The Titanic is thought to have sunk at exactly the same spot as another ship - the Ocean Spirit - which sank there in 1902.

Creating the fake trivia: method one


With the first method I create a Zone of Attention for the scene of the sinking (right). I then use the superselect tool (see supertools post). As I described in the supertools post, the superselect tool can highlight features - of my choosing - within a Zone of Attention. How this is achieved is not too important, but I can imagine that I either have special/magical powers that perform this selection, or I have a magical device that can do the superselecting. I'll use the latter.

I create a simply directive for my superselect device:

Superselect: gold


And the result could look like the image above, with my superselect device highlighting all the gold - such as jewellery, cargo, furnishings, or whatever.

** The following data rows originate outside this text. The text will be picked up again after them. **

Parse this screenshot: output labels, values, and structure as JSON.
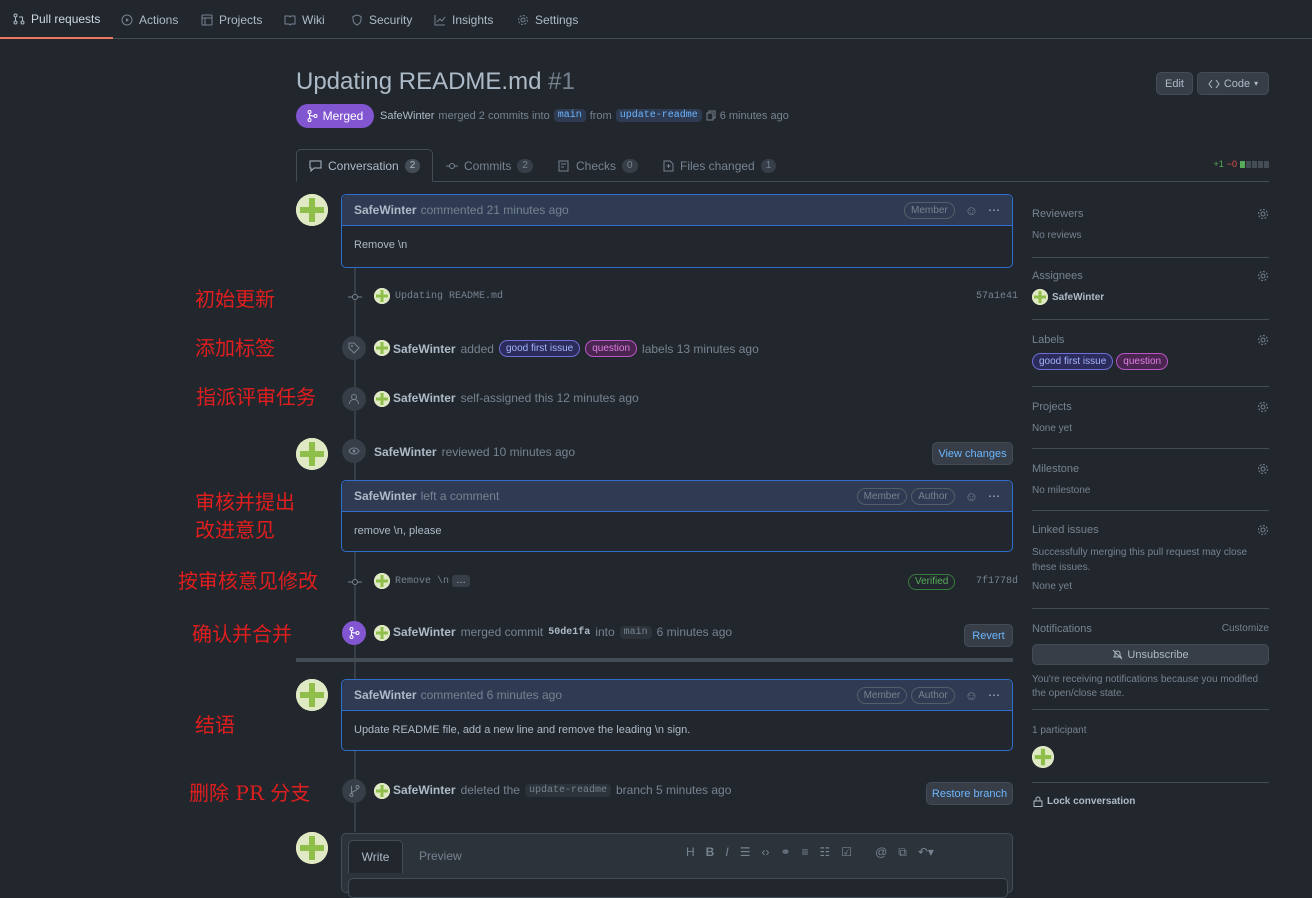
{
  "nav": {
    "items": [
      {
        "label": "Pull requests",
        "icon": "pull-request-icon"
      },
      {
        "label": "Actions",
        "icon": "play-icon"
      },
      {
        "label": "Projects",
        "icon": "table-icon"
      },
      {
        "label": "Wiki",
        "icon": "book-icon"
      },
      {
        "label": "Security",
        "icon": "shield-icon"
      },
      {
        "label": "Insights",
        "icon": "graph-icon"
      },
      {
        "label": "Settings",
        "icon": "gear-icon"
      }
    ]
  },
  "pr": {
    "title": "Updating README.md",
    "number": "#1",
    "status": "Merged",
    "author": "SafeWinter",
    "merge_text": "merged 2 commits into",
    "base": "main",
    "from_word": "from",
    "head": "update-readme",
    "time": "6 minutes ago",
    "edit_label": "Edit",
    "code_label": "Code"
  },
  "tabs": [
    {
      "label": "Conversation",
      "count": "2"
    },
    {
      "label": "Commits",
      "count": "2"
    },
    {
      "label": "Checks",
      "count": "0"
    },
    {
      "label": "Files changed",
      "count": "1"
    }
  ],
  "diffstat": {
    "add": "+1",
    "del": "−0"
  },
  "timeline": {
    "c1": {
      "author": "SafeWinter",
      "action": "commented 21 minutes ago",
      "role": "Member",
      "body": "Remove \\n"
    },
    "commit1": {
      "message": "Updating README.md",
      "sha": "57a1e41"
    },
    "labels_event": {
      "author": "SafeWinter",
      "added": "added",
      "label1": "good first issue",
      "label2": "question",
      "suffix": "labels 13 minutes ago"
    },
    "assign_event": {
      "author": "SafeWinter",
      "text": "self-assigned this 12 minutes ago"
    },
    "review_event": {
      "author": "SafeWinter",
      "text": "reviewed 10 minutes ago",
      "button": "View changes"
    },
    "review_comment": {
      "author": "SafeWinter",
      "action": "left a comment",
      "role1": "Member",
      "role2": "Author",
      "body": "remove \\n, please"
    },
    "commit2": {
      "message": "Remove \\n",
      "ellipsis": "…",
      "verified": "Verified",
      "sha": "7f1778d"
    },
    "merge_event": {
      "author": "SafeWinter",
      "pre": "merged commit",
      "sha": "50de1fa",
      "into": "into",
      "base": "main",
      "time": "6 minutes ago",
      "button": "Revert"
    },
    "c2": {
      "author": "SafeWinter",
      "action": "commented 6 minutes ago",
      "role1": "Member",
      "role2": "Author",
      "body": "Update README file, add a new line and remove the leading \\n sign."
    },
    "delete_event": {
      "author": "SafeWinter",
      "pre": "deleted the",
      "branch": "update-readme",
      "post": "branch 5 minutes ago",
      "button": "Restore branch"
    }
  },
  "editor": {
    "write": "Write",
    "preview": "Preview"
  },
  "annotations": [
    "初始更新",
    "添加标签",
    "指派评审任务",
    "审核并提出",
    "改进意见",
    "按审核意见修改",
    "确认并合并",
    "结语",
    "删除 PR 分支"
  ],
  "sidebar": {
    "reviewers": {
      "title": "Reviewers",
      "value": "No reviews"
    },
    "assignees": {
      "title": "Assignees",
      "value": "SafeWinter"
    },
    "labels": {
      "title": "Labels",
      "label1": "good first issue",
      "label2": "question"
    },
    "projects": {
      "title": "Projects",
      "value": "None yet"
    },
    "milestone": {
      "title": "Milestone",
      "value": "No milestone"
    },
    "linked": {
      "title": "Linked issues",
      "desc": "Successfully merging this pull request may close these issues.",
      "value": "None yet"
    },
    "notifications": {
      "title": "Notifications",
      "customize": "Customize",
      "button": "Unsubscribe",
      "desc": "You're receiving notifications because you modified the open/close state."
    },
    "participants": {
      "title": "1 participant"
    },
    "lock": "Lock conversation"
  }
}
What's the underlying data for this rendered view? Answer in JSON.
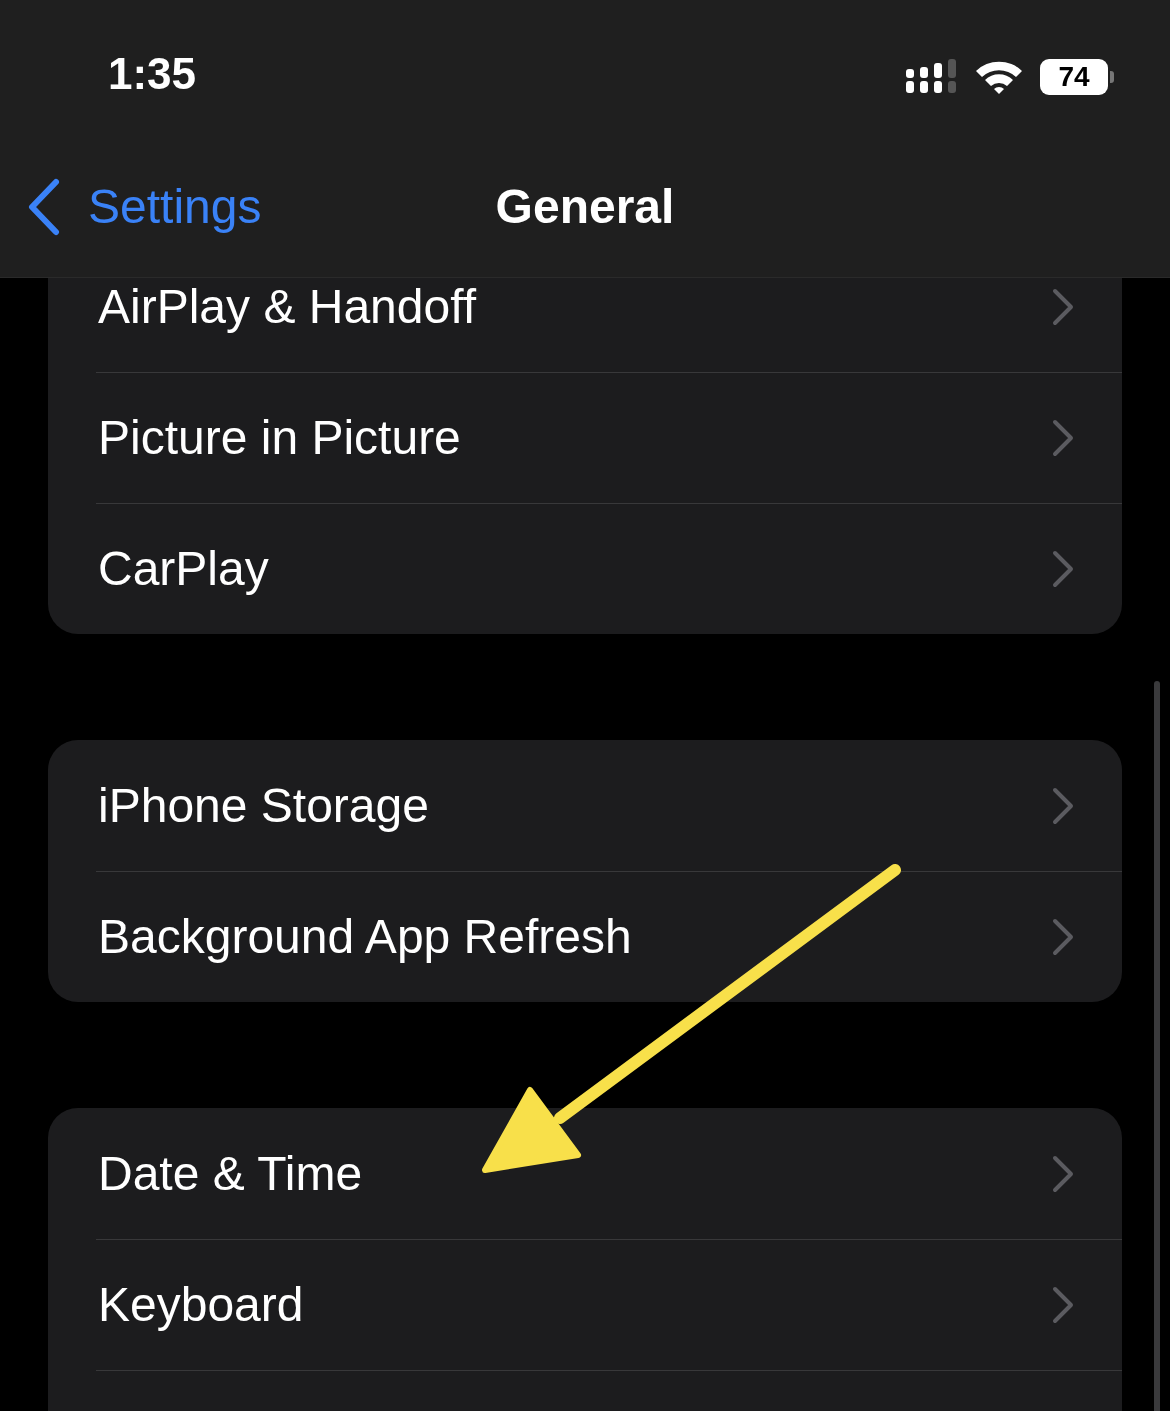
{
  "status_bar": {
    "time": "1:35",
    "battery": "74"
  },
  "nav": {
    "back": "Settings",
    "title": "General"
  },
  "groups": [
    {
      "items": [
        "AirPlay & Handoff",
        "Picture in Picture",
        "CarPlay"
      ]
    },
    {
      "items": [
        "iPhone Storage",
        "Background App Refresh"
      ]
    },
    {
      "items": [
        "Date & Time",
        "Keyboard"
      ]
    }
  ]
}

At the next stage I use another type of superselect: this is 'radar superselect' where the superselect tool produces a result with the appearance of a radar scan. So my directive to my radar-superselect device is, again:

Superselect: gold

At this stage I can get creative and highlight parts randomly to see if this generates ideas. In this example I imagine this result of the radar-superselecting:


So the radar-superselect indicates to me that the hull is made of gold. This may initially cause a 'huh?' response, but the idea is that I force some trivia from this. As listed in the fake trivia above I decide that '0.005 % of the hull contained gold'.

Creating the fake trivia: method two

With the second method I start by doing some basic profiling of the Zone of Attention and I list some of the features of the Zone of Attention, such as:

People, lifeboats, water, funnels etc.

I then select one of these ('people', in this example) and set my superselect device the directive:

Superselect: people

Again, as with method one, I look to achieve a 'huh?' response. I do this by picking random places withing my Zone of Attention and imagining that my superselect device has highlighted a person (or persons) in that place. Such as:


So, a passenger was in the funnel of the ship. From this I force some trivia, such as 'A passenger opted to commit suicide by diving into one of the funnels rather than perishing in the cold water'.

Random words

With both methods I can select random words that will be in the directive for the superselect device. I used the random word 'book' to create the superselect directive:

Superselect: books

and, as with method two, I imagined the superselect device highlighted a book in one of the lifeboats. This led to the fake trivia: 'One passenger insisted on taking a book into the lifeboat'.